I’m a freelance writer but my most reliable gig is a part-time staff writer position at BBC Worldwide where I currently work three days a week on RadioTimes.com. My freelance work includes a lot for Radio Times magazine, so things get a bit confusing but that’s another story. Today’s story is the Return of Wednesday.
Those three days for RT.com vary enormously; I’m forever telling friends that I will always and only be in London on Thursdays but then they point out I’m standing there in a London pub saying this on a Tuesday. And I say it’s three days, it can be four, it’s been five.
When my wife Angela began having chemotherapy a thousand years ago, I decided to just simplify things as much as I could: I told Radio Times I wouldn’t ever work for them on Wednesdays. Angela’s clinic days were always Wednesdays, usually about three weeks apart, so I could’ve worked at least two Wednesdays out of every three, but it was messy. Just because Radio Times was being fantastic about my taking time out to look after Angela, there was no need to make it impossible for them to work out when I’d be where.
And as it happens, all those Wednesdays that weren’t clinic days did get filled very quickly. Sometimes I’d go to the clinic for prescriptions, oftentimes I’d just help Angela. Once in a long while, she’d be well enough that we could take the day off and go out for lunch.
All that’s over, and for the best of reasons: last Wednesday was the last Wednesday. Twelve sessions of devil drugs done and gone.
One odd thing. Many, many people assume that’s it. Apparently even chemotherapy patients have been known to assume this: you’ve had your last chemo session, shouldn’t you be feeling better? Well, er, no. Chemotherapy is such a variable beast that it’s impossible to generalise but nonetheless, I’m going to generalise: chemo sessions take place every three weeks. And it’s not because of NHS resources, it’s for the very practical purpose that your body can only take so much. Remember white cells? Forget ’em. Every cell you own is smashed, pummelled, hung, drawn and quartered in every chemo session and you cannot have any more until the good cells have recovered sufficiently.
Have a guess how long that takes.
So you’re not getting chemo sessions when it suits the hospital, you’re getting them as fast on each other’s heels as it is physically possible for you to have. And countless things can prolong the problems: in fact, you don’t recover between sessions, you just recover enough. Angela was apparently unusual in how she made it through all 12 in exactly the time hoped for, without any reason to abandon the treatment at any stage. Though she did discover that she’s allergic to yew trees. Seriously: the strongest, foulest, devil’s brew drug, taxotere, is based in part on the bark of a yew tree (aren’t you picturing three witches stirring a cauldron right now?) and Angela, like so many others, had an allergic reaction to it. That wasn’t what you’d rank as a highlight in the treatment: me grabbing staff, crash-cart teams racing over to Angela.
Your mileage may vary, by the way. Got to say that. Even if you had precisely the same breast cancer as Angela, I mean precisely the same – frankly, if you were even Angela herself, you’d best not bet on needing or getting the same treatment. It’s that variable, that different from person to person. And each person reacts all but immeasurably differently. So if you ever need taxotere, you may fly through it. I hope so, obviously.

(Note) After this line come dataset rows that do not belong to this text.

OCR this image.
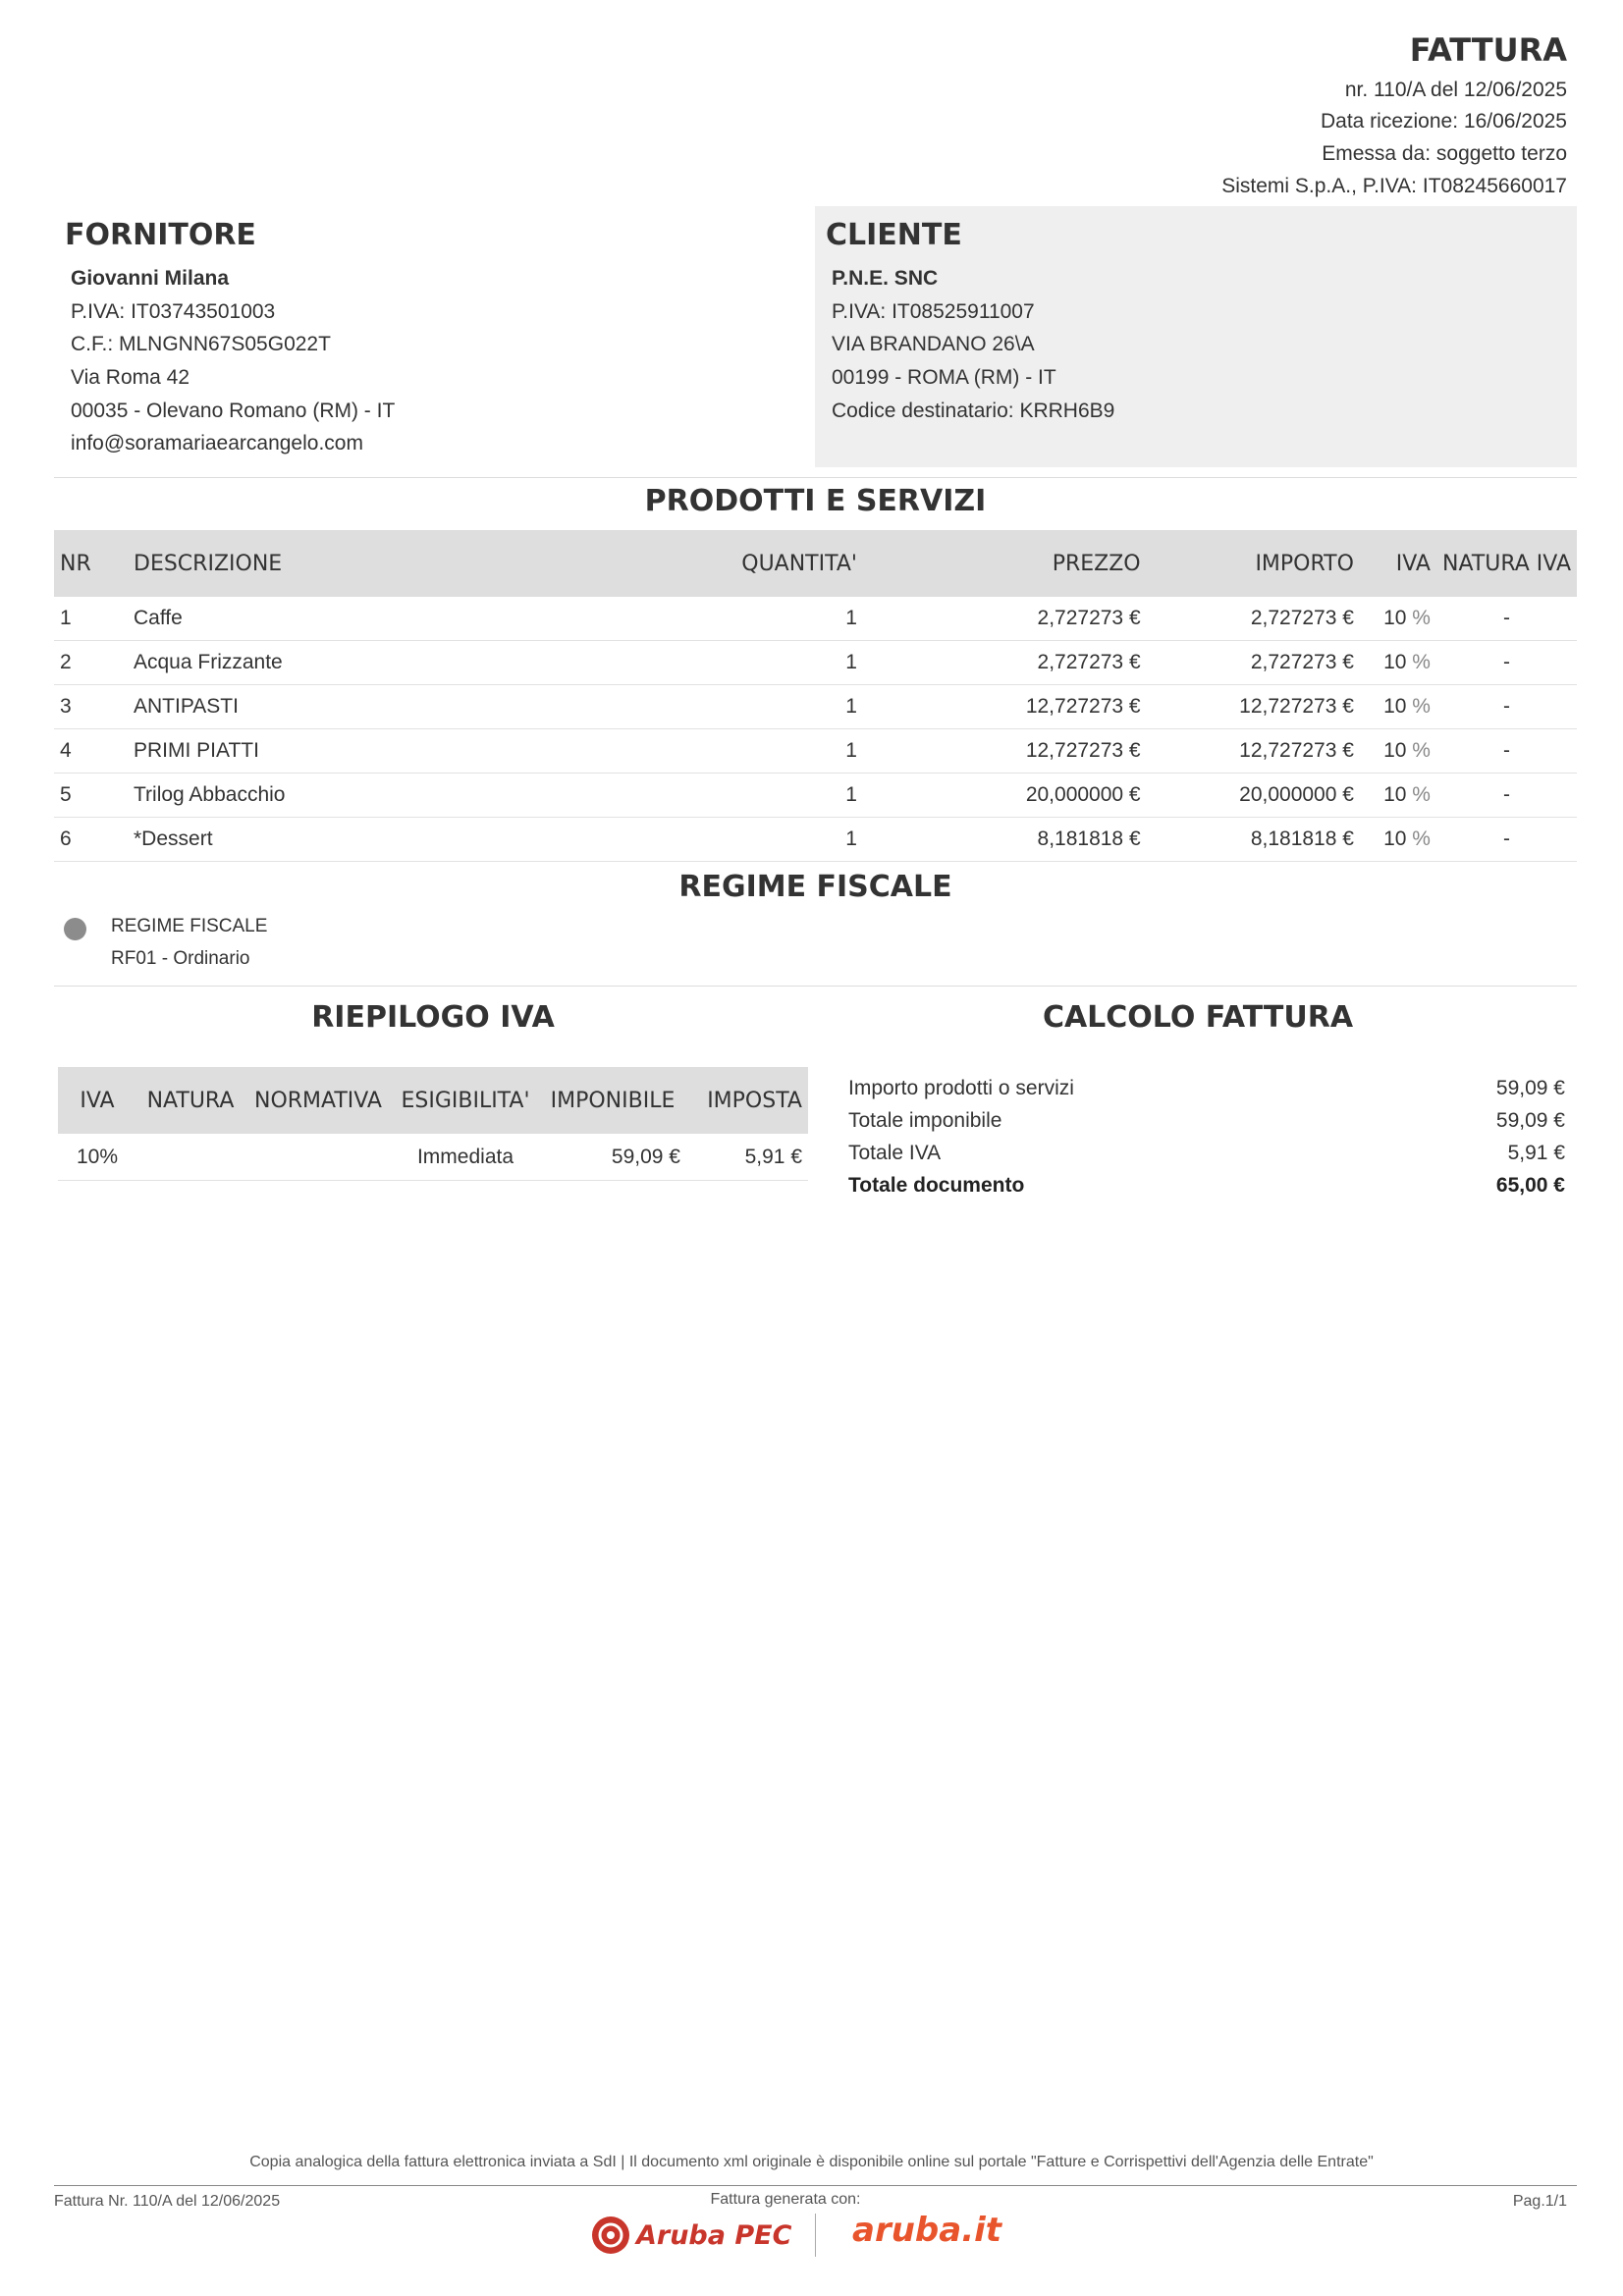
FATTURA
nr. 110/A del 12/06/2025
Data ricezione: 16/06/2025
Emessa da: soggetto terzo
Sistemi S.p.A., P.IVA: IT08245660017
FORNITORE
Giovanni Milana
P.IVA: IT03743501003
C.F.: MLNGNN67S05G022T
Via Roma 42
00035 - Olevano Romano (RM) - IT
info@soramariaearcangelo.com
CLIENTE
P.N.E. SNC
P.IVA: IT08525911007
VIA BRANDANO 26\A
00199 - ROMA (RM) - IT
Codice destinatario: KRRH6B9
PRODOTTI E SERVIZI
NR	DESCRIZIONE	QUANTITA'	PREZZO	IMPORTO	IVA	NATURA IVA
1	Caffe	1	2,727273 €	2,727273 €	10 %	-
2	Acqua Frizzante	1	2,727273 €	2,727273 €	10 %	-
3	ANTIPASTI	1	12,727273 €	12,727273 €	10 %	-
4	PRIMI PIATTI	1	12,727273 €	12,727273 €	10 %	-
5	Trilog Abbacchio	1	20,000000 €	20,000000 €	10 %	-
6	*Dessert	1	8,181818 €	8,181818 €	10 %	-
REGIME FISCALE
REGIME FISCALE
RF01 - Ordinario
RIEPILOGO IVA
IVA	NATURA	NORMATIVA	ESIGIBILITA'	IMPONIBILE	IMPOSTA
10%			Immediata	59,09 €	5,91 €
CALCOLO FATTURA
Importo prodotti o servizi	59,09 €
Totale imponibile	59,09 €
Totale IVA	5,91 €
Totale documento	65,00 €
Copia analogica della fattura elettronica inviata a SdI | Il documento xml originale è disponibile online sul portale "Fatture e Corrispettivi dell'Agenzia delle Entrate"
Fattura Nr. 110/A del 12/06/2025	Fattura generata con:	Pag.1/1
Aruba PEC aruba.it
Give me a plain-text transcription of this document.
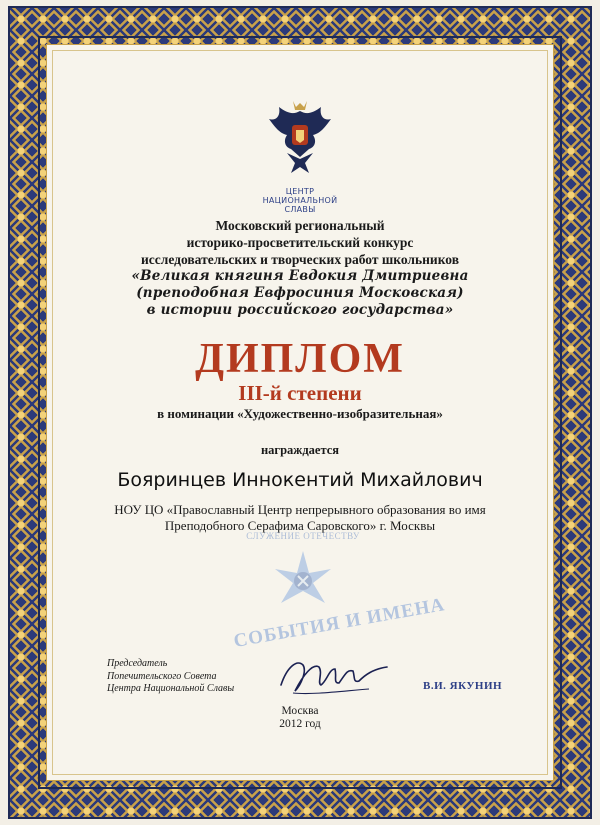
ЦЕНТР
НАЦИОНАЛЬНОЙ
СЛАВЫ
Московский региональный
историко-просветительский конкурс
исследовательских и творческих работ школьников
«Великая княгиня Евдокия Дмитриевна
(преподобная Евфросиния Московская)
в истории российского государства»
ДИПЛОМ
III-й степени
в номинации «Художественно-изобразительная»
награждается
Бояринцев Иннокентий Михайлович
НОУ ЦО «Православный Центр непрерывного образования во имя
Преподобного Серафима Саровского» г. Москвы
СЛУЖЕНИЕ ОТЕЧЕСТВУ
СОБЫТИЯ И ИМЕНА
Председатель
Попечительского Совета
Центра Национальной Славы	В.И. ЯКУНИН
Москва
2012 год
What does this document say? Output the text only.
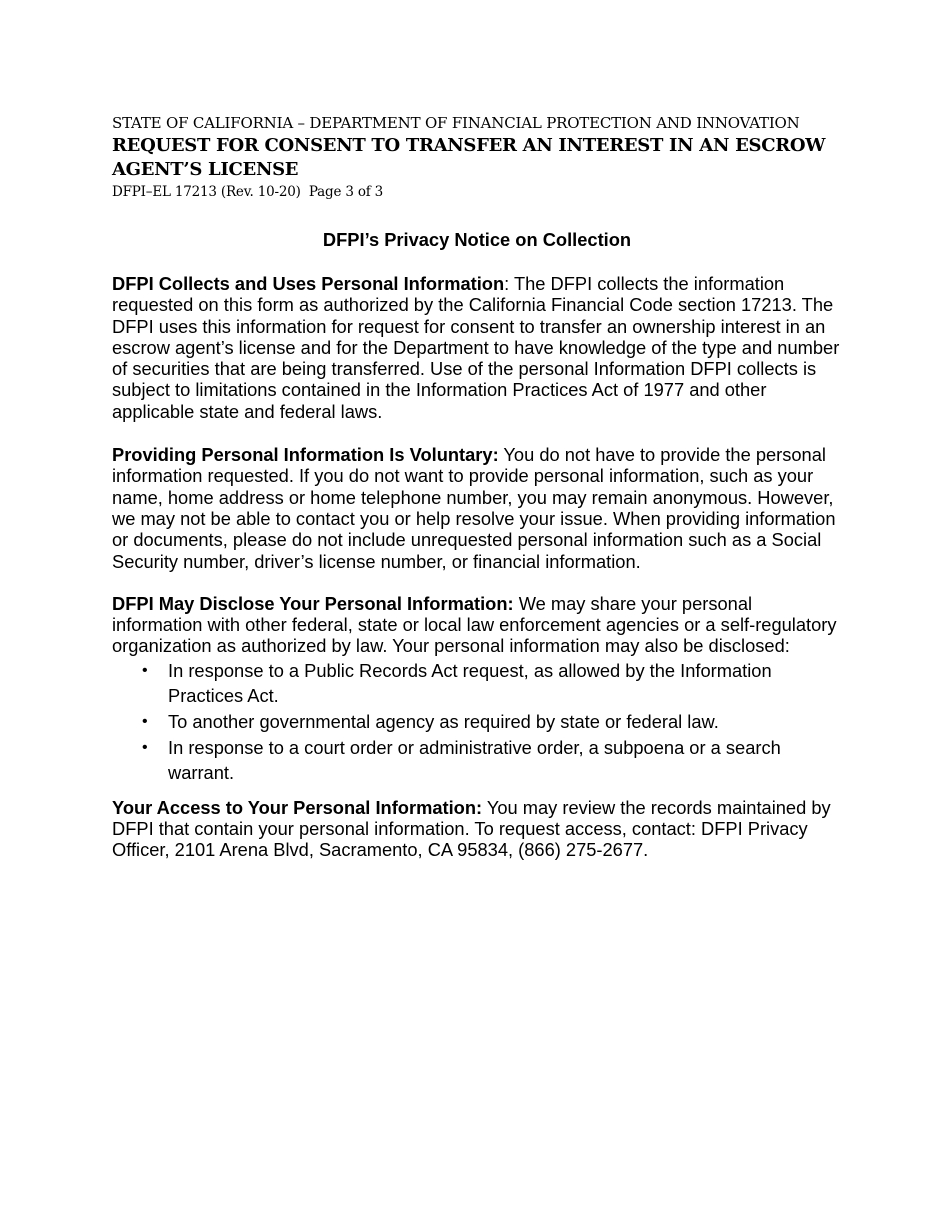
STATE OF CALIFORNIA – DEPARTMENT OF FINANCIAL PROTECTION AND INNOVATION

REQUEST FOR CONSENT TO TRANSFER AN INTEREST IN AN ESCROW AGENT’S LICENSE

DFPI–EL 17213 (Rev. 10-20)  Page 3 of 3

DFPI’s Privacy Notice on Collection

DFPI Collects and Uses Personal Information: The DFPI collects the information requested on this form as authorized by the California Financial Code section 17213. The DFPI uses this information for request for consent to transfer an ownership interest in an escrow agent’s license and for the Department to have knowledge of the type and number of securities that are being transferred. Use of the personal Information DFPI collects is subject to limitations contained in the Information Practices Act of 1977 and other applicable state and federal laws.

Providing Personal Information Is Voluntary: You do not have to provide the personal information requested. If you do not want to provide personal information, such as your name, home address or home telephone number, you may remain anonymous. However, we may not be able to contact you or help resolve your issue. When providing information or documents, please do not include unrequested personal information such as a Social Security number, driver’s license number, or financial information.

DFPI May Disclose Your Personal Information: We may share your personal information with other federal, state or local law enforcement agencies or a self-regulatory organization as authorized by law. Your personal information may also be disclosed:

• In response to a Public Records Act request, as allowed by the Information Practices Act.
• To another governmental agency as required by state or federal law.
• In response to a court order or administrative order, a subpoena or a search warrant.

Your Access to Your Personal Information: You may review the records maintained by DFPI that contain your personal information. To request access, contact: DFPI Privacy Officer, 2101 Arena Blvd, Sacramento, CA 95834, (866) 275-2677.
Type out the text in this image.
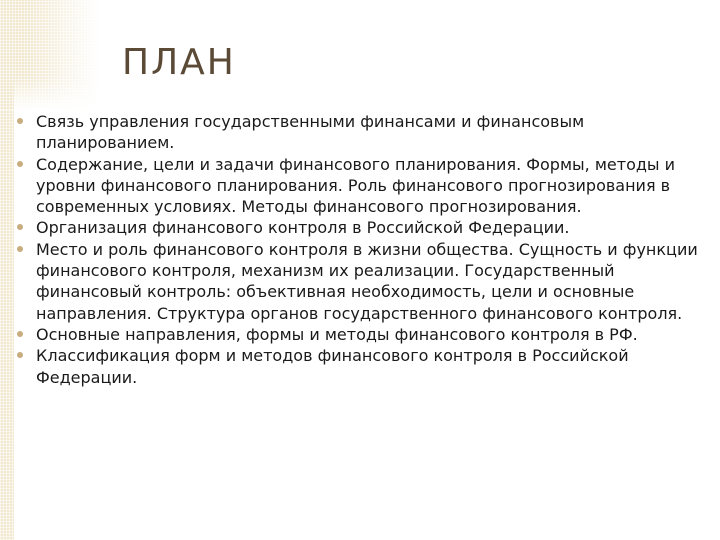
ПЛАН
Связь управления государственными финансами и финансовым планированием.
Содержание, цели и задачи финансового планирования. Формы, методы и уровни финансового планирования. Роль финансового прогнозирования в современных условиях. Методы финансового прогнозирования.
Организация финансового контроля в Российской Федерации.
Место и роль финансового контроля в жизни общества. Сущность и функции финансового контроля, механизм их реализации. Государственный финансовый контроль: объективная необходимость, цели и основные направления. Структура органов государственного финансового контроля.
Основные направления, формы и методы финансового контроля в РФ.
Классификация форм и методов финансового контроля в Российской Федерации.
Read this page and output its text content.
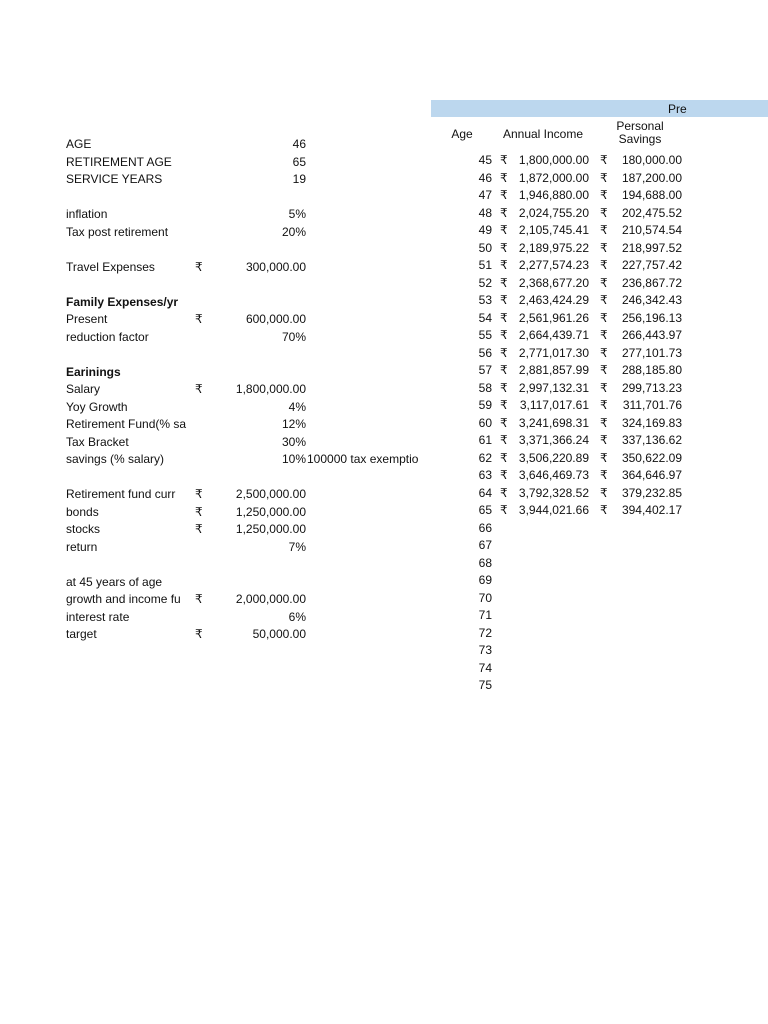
AGE	46
RETIREMENT AGE	65
SERVICE YEARS	19
inflation	5%
Tax post retirement	20%
Travel Expenses	₹	300,000.00
Family Expenses/yr
Present	₹	600,000.00
reduction factor	70%
Earinings
Salary	₹	1,800,000.00
Yoy Growth	4%
Retirement Fund(% sa	12%
Tax Bracket	30%
savings (% salary)	10% 100000 tax exemptio
Retirement fund curr	₹	2,500,000.00
bonds	₹	1,250,000.00
stocks	₹	1,250,000.00
return	7%
at 45 years of age
growth and income fu	₹	2,000,000.00
interest rate	6%
target	₹	50,000.00
Pre
Age	Annual Income
Personal
Savings
45 ₹ 1,800,000.00 ₹	180,000.00
46 ₹ 1,872,000.00 ₹	187,200.00
47 ₹ 1,946,880.00 ₹	194,688.00
48 ₹ 2,024,755.20 ₹	202,475.52
49 ₹ 2,105,745.41 ₹	210,574.54
50 ₹ 2,189,975.22 ₹	218,997.52
51 ₹ 2,277,574.23 ₹	227,757.42
52 ₹ 2,368,677.20 ₹	236,867.72
53 ₹ 2,463,424.29 ₹	246,342.43
54 ₹ 2,561,961.26 ₹	256,196.13
55 ₹ 2,664,439.71 ₹	266,443.97
56 ₹ 2,771,017.30 ₹	277,101.73
57 ₹ 2,881,857.99 ₹	288,185.80
58 ₹ 2,997,132.31 ₹	299,713.23
59 ₹	3,117,017.61 ₹	311,701.76
60 ₹ 3,241,698.31 ₹	324,169.83
61 ₹ 3,371,366.24 ₹	337,136.62
62 ₹ 3,506,220.89 ₹	350,622.09
63 ₹ 3,646,469.73 ₹	364,646.97
64 ₹ 3,792,328.52 ₹	379,232.85
65 ₹ 3,944,021.66 ₹	394,402.17
66
67
68
69
70
71
72
73
74
75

Anyway, Angela’s had her final session. But where so many people assume that’s it, that on Thursday she’ll be skipping, the truth is that of course she has at least three weeks in which she’ll be recovering from the final session. We don’t know how long it will take: every previous session has been capped by the next one coming through, so the odds are it won’t be three weeks to the day. I have to tell you that some patients, a significant number, report feeling bone-tired for another year. And bone-tired is the right description: this stuff knackers your bone marrow.
Pleasant stuff, isn’t it? But there are good things. All this violent medication gets rid of the cancer, so I do think of taxotere as the devil drug from heaven.
And right now Angela has booked a holiday in the Lake District. We’ve just come back from one, one we had during a lull in the cycle, and she’s going again next month. The month after that, we’re off for a short break to the Lake District. And I’m buying her a birthday present of an iPhone 3G and a Christmas break in the Lake District.
Did I mention she likes the Lake District? I’ve a feeling that’s come up.
But for all I’ve just told you quite straight about the effects of chemotherapy, the truth is that it is over, so things are getting better. And I’m working Wednesdays again.
Next week it gets very complicated as I juggle days in order to work half the week on Radio Times, half on Doctor Who Adventures magazine. But the return of Wednesdays, it’s a peculiar notion. I am stunningly lucky to have the job I do; I’ve always known this and I am reminded of it by getting a short gig on Doctor Who Adventures: I’m so looking forward to that work. It’s been a sobering boon to be able to drop all Wednesdays for the last eight months or so; I know many or even most people cannot do it, but that and the ability to work at home 80% of the week, I’m very grateful for it.
So. I’ve got working Wednesdays now. If only I could get sleep back next.